In this era of digital transformation, a lot of buzzwords get thrown around. You may have heard some related to cloud computing, especially “multi-cloud” and “hybrid cloud.” The definitions aren’t complicated. Multi-cloud means using multiple cloud services to run a variety of company operations, while hybrid cloud means using a combination of on-premises or private cloud resources and third-party cloud services.
What is complicated, however, are the use cases for each one. When does it make sense to use a multi-cloud versus a hybrid cloud approach? Can you use both? What does it take to set up a hybrid cloud environment? There are no easy answers to these questions, but below we provide some basics that can help you decide what’s right for your company and situation.
What Is Multi-cloud?
The multi-cloud approach involves using 2 or more cloud computing platforms or providers to support various business operations. “For example,” according to TechTarget, “a business might employ a public cloud provider’s IaaS to host its workloads. At the same time, it could use specialized SaaS or PaaS providers for business services such as productivity tools (Office 365), employee expense tracking and reporting (Concur), and so on….”
Some benefits of this approach are as follows:
- Improved cost management. With cloud services, you only pay for what you use. This strategy differs from companies hosting their own infrastructure, which entails purchasing equipment that may or may not be used to its full capacity. Many organizations appreciate the pay-as-you-go model because they gain insight into specific costs for specific operations.
- Reduced infrastructure hassle. In addition to the potential for wasted cost on equipment that doesn’t end up being used, on-premises infrastructure requires additional staff to operate, maintain, and upgrade it. Many companies prefer to shed these hassles and opt for cloud solutions instead.
- Stronger resilience. Multiple cloud environments can be used to create redundant workloads, ensuring the ongoing operations necessary to avoid compliance problems. Those redundant workloads also make sure that customers are better served, and operations can continue even in the face of disruption.

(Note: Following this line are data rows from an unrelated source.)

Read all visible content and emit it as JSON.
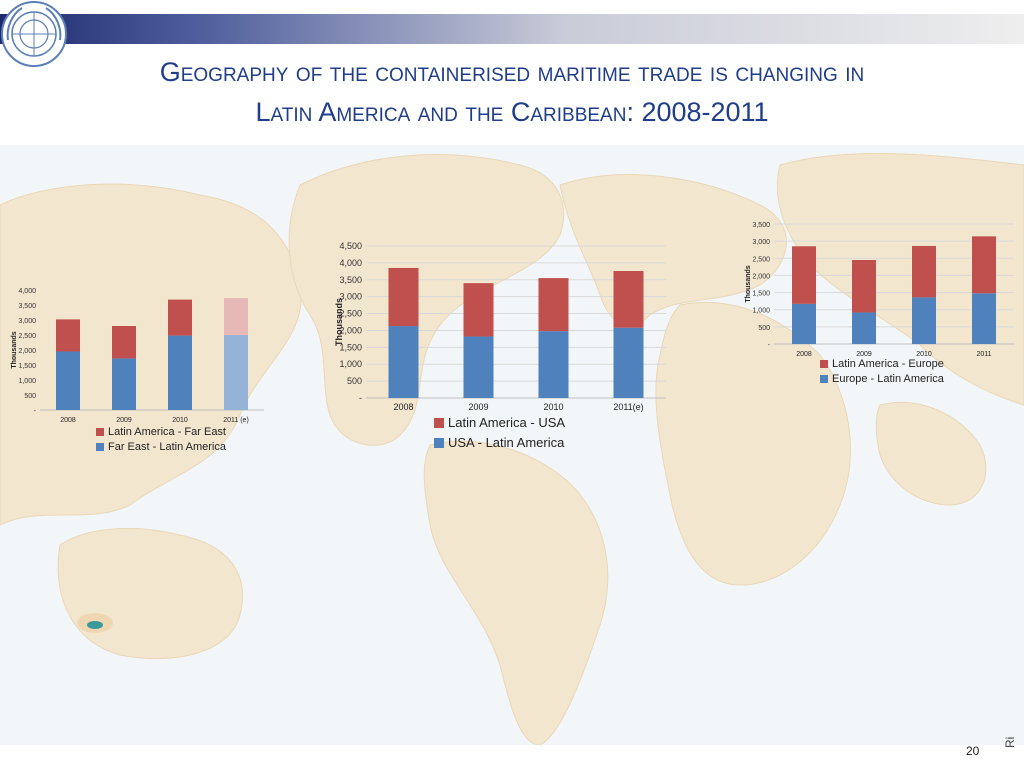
{
  "slide": {
    "title_line1": "Geography of the containerised maritime trade is changing in",
    "title_line2": "Latin America and the Caribbean: 2008-2011",
    "page_number": "20",
    "side_text": "Ri"
  },
  "colors": {
    "red": "#c0504d",
    "blue": "#4f81bd",
    "light_red": "#e6b9b8",
    "light_blue": "#95b3d7",
    "title": "#1f3d8a"
  },
  "chart_data": [
    {
      "type": "bar",
      "stacked": true,
      "ylabel": "Thousands",
      "categories": [
        "2008",
        "2009",
        "2010",
        "2011 (e)"
      ],
      "ylim": [
        0,
        4000
      ],
      "yticks": [
        "-",
        "500",
        "1,000",
        "1,500",
        "2,000",
        "2,500",
        "3,000",
        "3,500",
        "4,000"
      ],
      "series": [
        {
          "name": "Far East - Latin America",
          "values": [
            1950,
            1720,
            2480,
            2500
          ]
        },
        {
          "name": "Latin America - Far East",
          "values": [
            1070,
            1080,
            1200,
            1230
          ]
        }
      ],
      "estimated_last": true,
      "legend": "bottom",
      "grid": false
    },
    {
      "type": "bar",
      "stacked": true,
      "ylabel": "Thousands",
      "categories": [
        "2008",
        "2009",
        "2010",
        "2011(e)"
      ],
      "ylim": [
        0,
        4500
      ],
      "yticks": [
        "-",
        "500",
        "1,000",
        "1,500",
        "2,000",
        "2,500",
        "3,000",
        "3,500",
        "4,000",
        "4,500"
      ],
      "series": [
        {
          "name": "USA - Latin America",
          "values": [
            2130,
            1820,
            1980,
            2080
          ]
        },
        {
          "name": "Latin America - USA",
          "values": [
            1720,
            1580,
            1570,
            1680
          ]
        }
      ],
      "estimated_last": false,
      "legend": "bottom",
      "grid": true
    },
    {
      "type": "bar",
      "stacked": true,
      "ylabel": "Thousands",
      "categories": [
        "2008",
        "2009",
        "2010",
        "2011"
      ],
      "ylim": [
        0,
        3500
      ],
      "yticks": [
        "-",
        "500",
        "1,000",
        "1,500",
        "2,000",
        "2,500",
        "3,000",
        "3,500"
      ],
      "series": [
        {
          "name": "Europe - Latin America",
          "values": [
            1170,
            920,
            1360,
            1480
          ]
        },
        {
          "name": "Latin America - Europe",
          "values": [
            1680,
            1530,
            1500,
            1660
          ]
        }
      ],
      "estimated_last": false,
      "legend": "bottom",
      "grid": true
    }
  ]
}
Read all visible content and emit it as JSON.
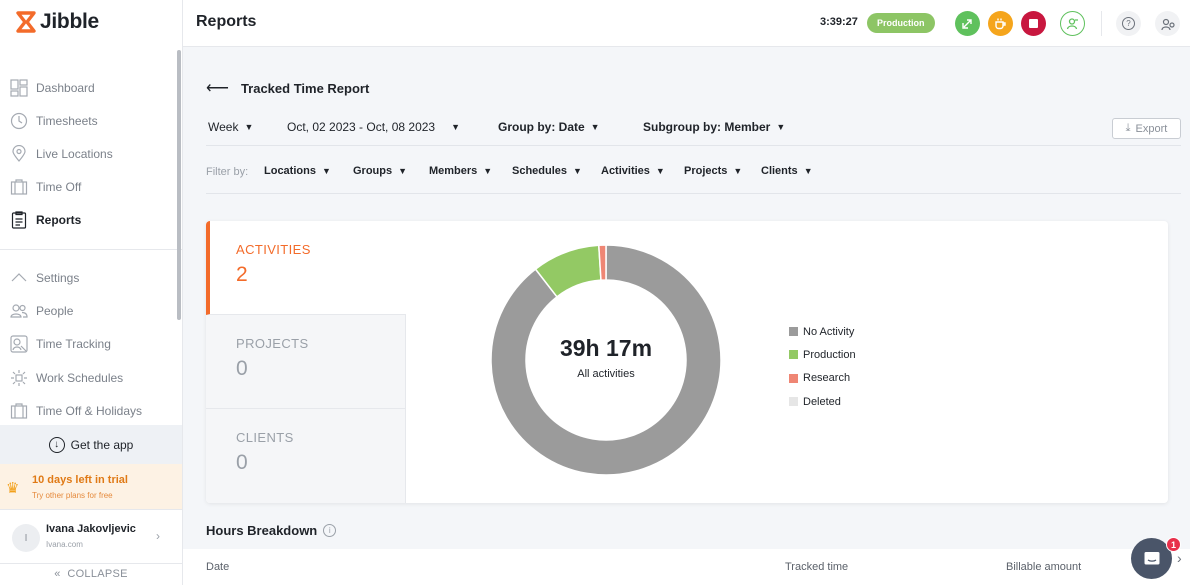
{
  "app": {
    "name": "Jibble"
  },
  "sidebar": {
    "primary": [
      {
        "label": "Dashboard",
        "icon": "dashboard-icon"
      },
      {
        "label": "Timesheets",
        "icon": "clock-icon"
      },
      {
        "label": "Live Locations",
        "icon": "location-pin-icon"
      },
      {
        "label": "Time Off",
        "icon": "suitcase-icon"
      },
      {
        "label": "Reports",
        "icon": "report-icon",
        "active": true
      }
    ],
    "secondary": [
      {
        "label": "Settings",
        "icon": "chevron-up-icon"
      },
      {
        "label": "People",
        "icon": "people-icon"
      },
      {
        "label": "Time Tracking",
        "icon": "time-tracking-icon"
      },
      {
        "label": "Work Schedules",
        "icon": "schedule-icon"
      },
      {
        "label": "Time Off & Holidays",
        "icon": "suitcase-icon"
      }
    ],
    "get_app": "Get the app",
    "trial": {
      "title": "10 days left in trial",
      "subtitle": "Try other plans for free"
    },
    "user": {
      "initial": "I",
      "name": "Ivana Jakovljevic",
      "org": "Ivana.com"
    },
    "collapse": "COLLAPSE"
  },
  "topbar": {
    "title": "Reports",
    "clock": "3:39:27",
    "activity_badge": "Production"
  },
  "report": {
    "title": "Tracked Time Report",
    "period": "Week",
    "date_range": "Oct, 02 2023 - Oct, 08 2023",
    "group_by": "Group by: Date",
    "subgroup_by": "Subgroup by: Member",
    "export": "Export",
    "filter_label": "Filter by:",
    "filters": [
      "Locations",
      "Groups",
      "Members",
      "Schedules",
      "Activities",
      "Projects",
      "Clients"
    ]
  },
  "stats": [
    {
      "label": "ACTIVITIES",
      "value": "2",
      "active": true
    },
    {
      "label": "PROJECTS",
      "value": "0"
    },
    {
      "label": "CLIENTS",
      "value": "0"
    }
  ],
  "chart_data": {
    "type": "pie",
    "donut": true,
    "center_text": "39h 17m",
    "center_subtext": "All activities",
    "legend_position": "right",
    "series": [
      {
        "name": "No Activity",
        "share": 0.895,
        "color": "#9b9b9b"
      },
      {
        "name": "Production",
        "share": 0.095,
        "color": "#93c964"
      },
      {
        "name": "Research",
        "share": 0.01,
        "color": "#ef8674"
      },
      {
        "name": "Deleted",
        "share": 0.0,
        "color": "#e6e6e6"
      }
    ]
  },
  "breakdown": {
    "title": "Hours Breakdown",
    "columns": [
      "Date",
      "Tracked time",
      "Billable amount"
    ]
  },
  "chat": {
    "unread": "1"
  }
}
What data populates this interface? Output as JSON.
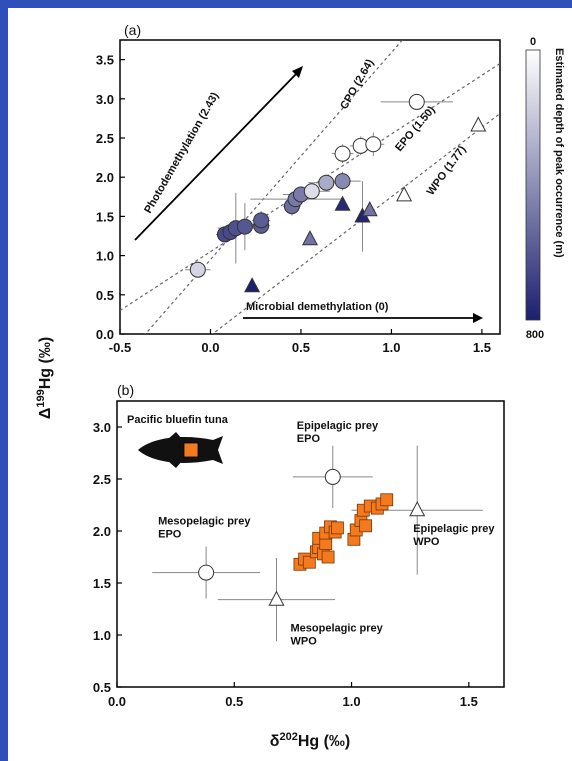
{
  "chart_data": [
    {
      "type": "scatter",
      "panel_label": "(a)",
      "xlim": [
        -0.5,
        1.6
      ],
      "ylim": [
        0.0,
        3.75
      ],
      "x_ticks": [
        "-0.5",
        "0.0",
        "0.5",
        "1.0",
        "1.5"
      ],
      "y_ticks": [
        "0.0",
        "0.5",
        "1.0",
        "1.5",
        "2.0",
        "2.5",
        "3.0",
        "3.5"
      ],
      "ylabel": "Δ199Hg (‰)",
      "colorbar": {
        "label": "Estimated depth of peak occurrence (m)",
        "min_label": "0",
        "max_label": "800",
        "range": [
          0,
          800
        ],
        "colors": [
          "#ffffff",
          "#1c1f6e"
        ]
      },
      "regression_lines": [
        {
          "name": "CPO (2.64)",
          "slope": 2.64,
          "intercept": 0.95
        },
        {
          "name": "EPO (1.50)",
          "slope": 1.5,
          "intercept": 1.05
        },
        {
          "name": "WPO (1.77)",
          "slope": 1.77,
          "intercept": -0.02
        }
      ],
      "arrows": [
        {
          "label": "Photodemethylation (2.43)"
        },
        {
          "label": "Microbial demethylation (0)"
        }
      ],
      "series": [
        {
          "marker": "circle",
          "points": [
            {
              "x": -0.07,
              "y": 0.82,
              "depth": 150,
              "xerr": 0.07,
              "yerr": 0.06
            },
            {
              "x": 0.08,
              "y": 1.27,
              "depth": 650,
              "xerr": 0.05,
              "yerr": 0.1
            },
            {
              "x": 0.11,
              "y": 1.3,
              "depth": 650,
              "xerr": 0.06,
              "yerr": 0.1
            },
            {
              "x": 0.14,
              "y": 1.35,
              "depth": 620,
              "xerr": 0.1,
              "yerr": 0.45
            },
            {
              "x": 0.19,
              "y": 1.37,
              "depth": 600,
              "xerr": 0.1,
              "yerr": 0.3
            },
            {
              "x": 0.28,
              "y": 1.38,
              "depth": 580,
              "xerr": 0.05,
              "yerr": 0.1
            },
            {
              "x": 0.28,
              "y": 1.45,
              "depth": 580,
              "xerr": 0.05,
              "yerr": 0.12
            },
            {
              "x": 0.45,
              "y": 1.63,
              "depth": 520,
              "xerr": 0.05,
              "yerr": 0.12
            },
            {
              "x": 0.47,
              "y": 1.72,
              "depth": 480,
              "xerr": 0.25,
              "yerr": 0.1
            },
            {
              "x": 0.5,
              "y": 1.78,
              "depth": 470,
              "xerr": 0.1,
              "yerr": 0.1
            },
            {
              "x": 0.56,
              "y": 1.82,
              "depth": 120,
              "xerr": 0.1,
              "yerr": 0.1
            },
            {
              "x": 0.64,
              "y": 1.93,
              "depth": 300,
              "xerr": 0.1,
              "yerr": 0.1
            },
            {
              "x": 0.73,
              "y": 1.95,
              "depth": 420,
              "xerr": 0.1,
              "yerr": 0.12
            },
            {
              "x": 0.73,
              "y": 2.3,
              "depth": 0,
              "xerr": 0.06,
              "yerr": 0.12
            },
            {
              "x": 0.83,
              "y": 2.4,
              "depth": 0,
              "xerr": 0.06,
              "yerr": 0.12
            },
            {
              "x": 0.9,
              "y": 2.42,
              "depth": 0,
              "xerr": 0.06,
              "yerr": 0.15
            },
            {
              "x": 1.14,
              "y": 2.96,
              "depth": 0,
              "xerr": 0.2,
              "yerr": 0.1
            }
          ]
        },
        {
          "marker": "triangle",
          "points": [
            {
              "x": 0.23,
              "y": 0.61,
              "depth": 800
            },
            {
              "x": 0.55,
              "y": 1.21,
              "depth": 500
            },
            {
              "x": 0.73,
              "y": 1.65,
              "depth": 760
            },
            {
              "x": 0.84,
              "y": 1.5,
              "depth": 780,
              "yerr": 0.45
            },
            {
              "x": 0.88,
              "y": 1.58,
              "depth": 500
            },
            {
              "x": 1.07,
              "y": 1.77,
              "depth": 0
            },
            {
              "x": 1.48,
              "y": 2.66,
              "depth": 0
            }
          ]
        }
      ]
    },
    {
      "type": "scatter",
      "panel_label": "(b)",
      "xlim": [
        0.0,
        1.65
      ],
      "ylim": [
        0.5,
        3.25
      ],
      "x_ticks": [
        "0.0",
        "0.5",
        "1.0",
        "1.5"
      ],
      "y_ticks": [
        "0.5",
        "1.0",
        "1.5",
        "2.0",
        "2.5",
        "3.0"
      ],
      "xlabel": "δ202Hg (‰)",
      "ylabel": "Δ199Hg (‰)",
      "legend_title": "Pacific bluefin tuna",
      "series": [
        {
          "name": "Pacific bluefin tuna",
          "marker": "square",
          "color": "#f47a1f",
          "points": [
            {
              "x": 0.78,
              "y": 1.68
            },
            {
              "x": 0.8,
              "y": 1.73
            },
            {
              "x": 0.82,
              "y": 1.7
            },
            {
              "x": 0.85,
              "y": 1.8
            },
            {
              "x": 0.86,
              "y": 1.84
            },
            {
              "x": 0.86,
              "y": 1.93
            },
            {
              "x": 0.88,
              "y": 1.78
            },
            {
              "x": 0.89,
              "y": 1.88
            },
            {
              "x": 0.9,
              "y": 1.75
            },
            {
              "x": 0.89,
              "y": 1.98
            },
            {
              "x": 0.91,
              "y": 2.04
            },
            {
              "x": 0.93,
              "y": 1.99
            },
            {
              "x": 0.94,
              "y": 2.03
            },
            {
              "x": 1.01,
              "y": 1.92
            },
            {
              "x": 1.02,
              "y": 2.01
            },
            {
              "x": 1.04,
              "y": 2.1
            },
            {
              "x": 1.05,
              "y": 2.2
            },
            {
              "x": 1.06,
              "y": 2.05
            },
            {
              "x": 1.08,
              "y": 2.24
            },
            {
              "x": 1.11,
              "y": 2.22
            },
            {
              "x": 1.13,
              "y": 2.26
            },
            {
              "x": 1.15,
              "y": 2.3
            }
          ]
        },
        {
          "name": "prey",
          "points": [
            {
              "x": 0.38,
              "y": 1.6,
              "xerr": 0.23,
              "yerr": 0.25,
              "marker": "circle",
              "label": [
                "Mesopelagic prey",
                "EPO"
              ]
            },
            {
              "x": 0.92,
              "y": 2.52,
              "xerr": 0.17,
              "yerr": 0.3,
              "marker": "circle",
              "label": [
                "Epipelagic prey",
                "EPO"
              ]
            },
            {
              "x": 0.68,
              "y": 1.34,
              "xerr": 0.25,
              "yerr": 0.4,
              "marker": "triangle",
              "label": [
                "Mesopelagic prey",
                "WPO"
              ]
            },
            {
              "x": 1.28,
              "y": 2.2,
              "xerr": 0.28,
              "yerr": 0.62,
              "marker": "triangle",
              "label": [
                "Epipelagic prey",
                "WPO"
              ]
            }
          ]
        }
      ]
    }
  ]
}
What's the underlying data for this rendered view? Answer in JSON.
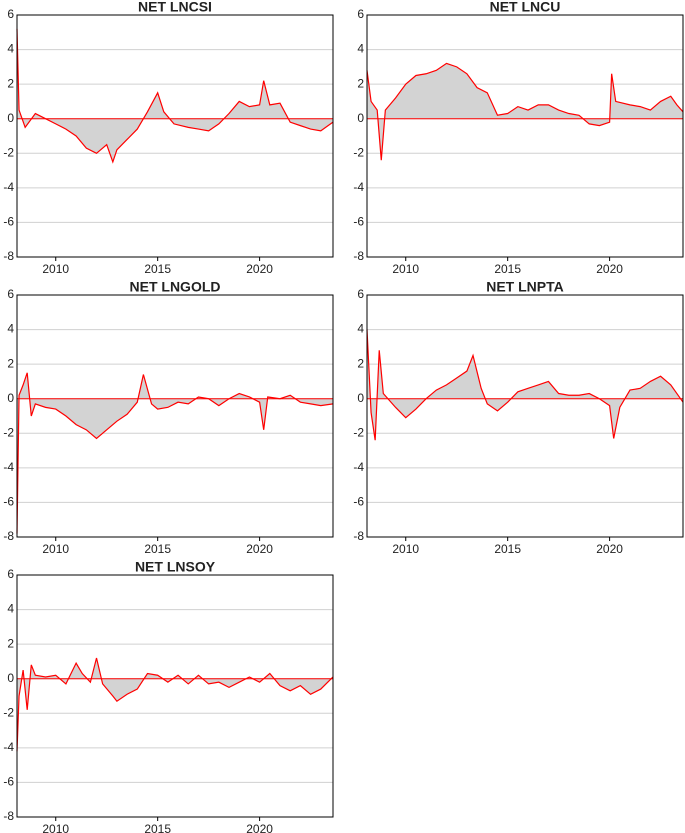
{
  "chart_data": [
    {
      "type": "area-line",
      "title": "NET LNCSI",
      "color": "#ff0000",
      "area_color": "#d3d3d3",
      "grid": true,
      "xlim": [
        2008.1,
        2023.6
      ],
      "xticks": [
        2010,
        2015,
        2020
      ],
      "ylim": [
        -8,
        6
      ],
      "yticks": [
        -8,
        -6,
        -4,
        -2,
        0,
        2,
        4,
        6
      ],
      "x": [
        2008.1,
        2008.2,
        2008.5,
        2009,
        2009.5,
        2010,
        2010.5,
        2011,
        2011.5,
        2012,
        2012.5,
        2012.8,
        2013,
        2013.5,
        2014,
        2014.5,
        2015,
        2015.3,
        2015.8,
        2016.5,
        2017,
        2017.5,
        2018,
        2018.5,
        2019,
        2019.5,
        2020,
        2020.2,
        2020.5,
        2021,
        2021.5,
        2022,
        2022.5,
        2023,
        2023.6
      ],
      "values": [
        5.2,
        0.5,
        -0.5,
        0.3,
        0,
        -0.3,
        -0.6,
        -1.0,
        -1.7,
        -2.0,
        -1.5,
        -2.5,
        -1.8,
        -1.2,
        -0.6,
        0.4,
        1.5,
        0.4,
        -0.3,
        -0.5,
        -0.6,
        -0.7,
        -0.3,
        0.3,
        1.0,
        0.7,
        0.8,
        2.2,
        0.8,
        0.9,
        -0.2,
        -0.4,
        -0.6,
        -0.7,
        -0.2
      ]
    },
    {
      "type": "area-line",
      "title": "NET LNCU",
      "color": "#ff0000",
      "area_color": "#d3d3d3",
      "grid": true,
      "xlim": [
        2008.1,
        2023.6
      ],
      "xticks": [
        2010,
        2015,
        2020
      ],
      "ylim": [
        -8,
        6
      ],
      "yticks": [
        -8,
        -6,
        -4,
        -2,
        0,
        2,
        4,
        6
      ],
      "x": [
        2008.1,
        2008.3,
        2008.6,
        2008.8,
        2009,
        2009.5,
        2010,
        2010.5,
        2011,
        2011.5,
        2012,
        2012.5,
        2013,
        2013.5,
        2014,
        2014.5,
        2015,
        2015.5,
        2016,
        2016.5,
        2017,
        2017.5,
        2018,
        2018.5,
        2019,
        2019.5,
        2020,
        2020.1,
        2020.3,
        2021,
        2021.5,
        2022,
        2022.5,
        2023,
        2023.3,
        2023.6
      ],
      "values": [
        2.8,
        1.0,
        0.5,
        -2.4,
        0.5,
        1.2,
        2.0,
        2.5,
        2.6,
        2.8,
        3.2,
        3.0,
        2.6,
        1.8,
        1.5,
        0.2,
        0.3,
        0.7,
        0.5,
        0.8,
        0.8,
        0.5,
        0.3,
        0.2,
        -0.3,
        -0.4,
        -0.2,
        2.6,
        1.0,
        0.8,
        0.7,
        0.5,
        1.0,
        1.3,
        0.8,
        0.4
      ]
    },
    {
      "type": "area-line",
      "title": "NET LNGOLD",
      "color": "#ff0000",
      "area_color": "#d3d3d3",
      "grid": true,
      "xlim": [
        2008.1,
        2023.6
      ],
      "xticks": [
        2010,
        2015,
        2020
      ],
      "ylim": [
        -8,
        6
      ],
      "yticks": [
        -8,
        -6,
        -4,
        -2,
        0,
        2,
        4,
        6
      ],
      "x": [
        2008.1,
        2008.2,
        2008.4,
        2008.6,
        2008.8,
        2009,
        2009.5,
        2010,
        2010.5,
        2011,
        2011.5,
        2012,
        2012.5,
        2013,
        2013.5,
        2014,
        2014.3,
        2014.7,
        2015,
        2015.5,
        2016,
        2016.5,
        2017,
        2017.5,
        2018,
        2018.5,
        2019,
        2019.5,
        2020,
        2020.2,
        2020.4,
        2021,
        2021.5,
        2022,
        2022.5,
        2023,
        2023.6
      ],
      "values": [
        -7.8,
        0.2,
        0.8,
        1.5,
        -1.0,
        -0.3,
        -0.5,
        -0.6,
        -1.0,
        -1.5,
        -1.8,
        -2.3,
        -1.8,
        -1.3,
        -0.9,
        -0.2,
        1.4,
        -0.3,
        -0.6,
        -0.5,
        -0.2,
        -0.3,
        0.1,
        0,
        -0.4,
        0,
        0.3,
        0.1,
        -0.2,
        -1.8,
        0.1,
        0,
        0.2,
        -0.2,
        -0.3,
        -0.4,
        -0.3
      ]
    },
    {
      "type": "area-line",
      "title": "NET LNPTA",
      "color": "#ff0000",
      "area_color": "#d3d3d3",
      "grid": true,
      "xlim": [
        2008.1,
        2023.6
      ],
      "xticks": [
        2010,
        2015,
        2020
      ],
      "ylim": [
        -8,
        6
      ],
      "yticks": [
        -8,
        -6,
        -4,
        -2,
        0,
        2,
        4,
        6
      ],
      "x": [
        2008.1,
        2008.3,
        2008.5,
        2008.7,
        2008.9,
        2009.5,
        2010,
        2010.5,
        2011,
        2011.5,
        2012,
        2012.5,
        2013,
        2013.3,
        2013.7,
        2014,
        2014.5,
        2015,
        2015.5,
        2016,
        2016.5,
        2017,
        2017.5,
        2018,
        2018.5,
        2019,
        2019.5,
        2020,
        2020.2,
        2020.5,
        2021,
        2021.5,
        2022,
        2022.5,
        2023,
        2023.6
      ],
      "values": [
        4.0,
        -0.8,
        -2.4,
        2.8,
        0.3,
        -0.5,
        -1.1,
        -0.6,
        0,
        0.5,
        0.8,
        1.2,
        1.6,
        2.5,
        0.6,
        -0.3,
        -0.7,
        -0.2,
        0.4,
        0.6,
        0.8,
        1.0,
        0.3,
        0.2,
        0.2,
        0.3,
        0,
        -0.4,
        -2.3,
        -0.5,
        0.5,
        0.6,
        1.0,
        1.3,
        0.8,
        -0.2
      ]
    },
    {
      "type": "area-line",
      "title": "NET LNSOY",
      "color": "#ff0000",
      "area_color": "#d3d3d3",
      "grid": true,
      "xlim": [
        2008.1,
        2023.6
      ],
      "xticks": [
        2010,
        2015,
        2020
      ],
      "ylim": [
        -8,
        6
      ],
      "yticks": [
        -8,
        -6,
        -4,
        -2,
        0,
        2,
        4,
        6
      ],
      "x": [
        2008.1,
        2008.2,
        2008.4,
        2008.6,
        2008.8,
        2009,
        2009.5,
        2010,
        2010.5,
        2011,
        2011.3,
        2011.7,
        2012,
        2012.3,
        2012.8,
        2013,
        2013.5,
        2014,
        2014.5,
        2015,
        2015.5,
        2016,
        2016.5,
        2017,
        2017.5,
        2018,
        2018.5,
        2019,
        2019.5,
        2020,
        2020.5,
        2021,
        2021.5,
        2022,
        2022.5,
        2023,
        2023.6
      ],
      "values": [
        -4.2,
        -1.0,
        0.5,
        -1.8,
        0.8,
        0.2,
        0.1,
        0.2,
        -0.3,
        0.9,
        0.3,
        -0.2,
        1.2,
        -0.3,
        -1.0,
        -1.3,
        -0.9,
        -0.6,
        0.3,
        0.2,
        -0.2,
        0.2,
        -0.3,
        0.2,
        -0.3,
        -0.2,
        -0.5,
        -0.2,
        0.1,
        -0.2,
        0.3,
        -0.4,
        -0.7,
        -0.4,
        -0.9,
        -0.6,
        0.1
      ]
    }
  ]
}
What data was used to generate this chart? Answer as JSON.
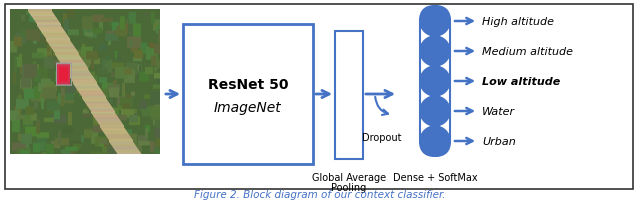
{
  "title": "Figure 2. Block diagram of our context classifier.",
  "title_color": "#4472C4",
  "title_fontsize": 7.5,
  "bg_color": "#FFFFFF",
  "border_color": "#000000",
  "blue_color": "#4472C4",
  "resnet_label1": "ResNet 50",
  "resnet_label2": "ImageNet",
  "gap_label": "Global Average\nPooling",
  "dropout_label": "Dropout",
  "dense_label": "Dense + SoftMax",
  "output_labels": [
    "High altitude",
    "Medium altitude",
    "Low altitude",
    "Water",
    "Urban"
  ],
  "output_bold": [
    false,
    false,
    true,
    false,
    false
  ],
  "figsize": [
    6.4,
    2.05
  ],
  "dpi": 100
}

- Enhanced services. Some cloud providers specialize in certain types of operations, such as testing and development versus artificial intelligence (AI) and machine learning (ML). You can use each service to support specific operations based on its strengths.
The following video describes additional benefits of the multi-cloud approach:
The multi-cloud approach also involves some disadvantages:
- Security risks. While data may be safe when hosted by a cloud service provider, it may encounter risks when coming back and forth to your network. Additionally, with a multi-cloud approach, you must manage a number of different security configurations.
- Regulatory issues. A multi-cloud approach can help you achieve better compliance with regulatory entities. However, it also has the potential to reduce your compliance if your data is stored improperly.
- Potential for disruption. Cloud service providers aren’t immune to some of the threats you face with your on-premises infrastructure, including weather events and hacking. You could also face problems if you encounter internet issues that prevent you from accessing your provider, or if the provider is acquired or goes out of business.
What Is a Hybrid Cloud?
A hybrid cloud strategy involves using both public cloud resources and some combination of a private cloud and on-premises infrastructure. TechTarget offers an example of a use case for this approach: “A business might create a private cloud to support self-service resource provisioning for software developers, or run an important cloud-native application locally. The business can also connect that private cloud to a public cloud to gain extra resources or use specialized services.”
Note that a hybrid cloud can be used in a multi-cloud environment.
As with the multi-cloud approach, a hybrid cloud strategy provides many benefits:
- Flexibility. A hybrid approach provides a high degree of business flexibility. For example, you can run some workloads on local infrastructure and others on third-party cloud platforms based on regulatory requirements. You can also shift between systems based on cost-effectiveness.
- Scalability. Rather than buying more hardware for those rare occasions when you need it, you can run your operations to capacity, then manage overflow with cloud services. That scalability allows you to respond quickly to new opportunities, market changes, or customer demands.
- Remote access. As companies continue to offer work-from-home options for employees, they must ensure those workers can access the tools they need. A hybrid cloud arrangement enables remote team members to access on-premises data and applications.
The hybrid cloud approach also involves some challenges:
- Potential for disruption. As with the multi-cloud approach, the hybrid cloud strategy is subject to the disruption of cloud services providers.
- High costs. The development of hybrid cloud systems is time-consuming and can be costly compared to other approaches. (However, once established, they can help contain costs.)
- Integration issues. One of the biggest challenges of using both private and public cloud resources is integrating the 2. Additionally, you must keep up with and match updates from your cloud services providers.
- Lack of skills. Building and maintaining a hybrid cloud system requires specific skills that not all companies have among their staff.
Which One Is Best?
When considering whether to use a multi-cloud or hybrid cloud approach, there is no one “best” solution, and any decision should be revisited periodically. The key to making a good decision is understanding the strengths of each approach and following up with careful planning prior to implementation.
The right approach will be the one that most closely aligns with your business and technology needs. Having stated that, some general guidelines are to choose a multi-cloud approach when you need the resources of specific cloud services providers, and choose a hybrid cloud approach when you require the flexibility of having both types of cloud at your disposal.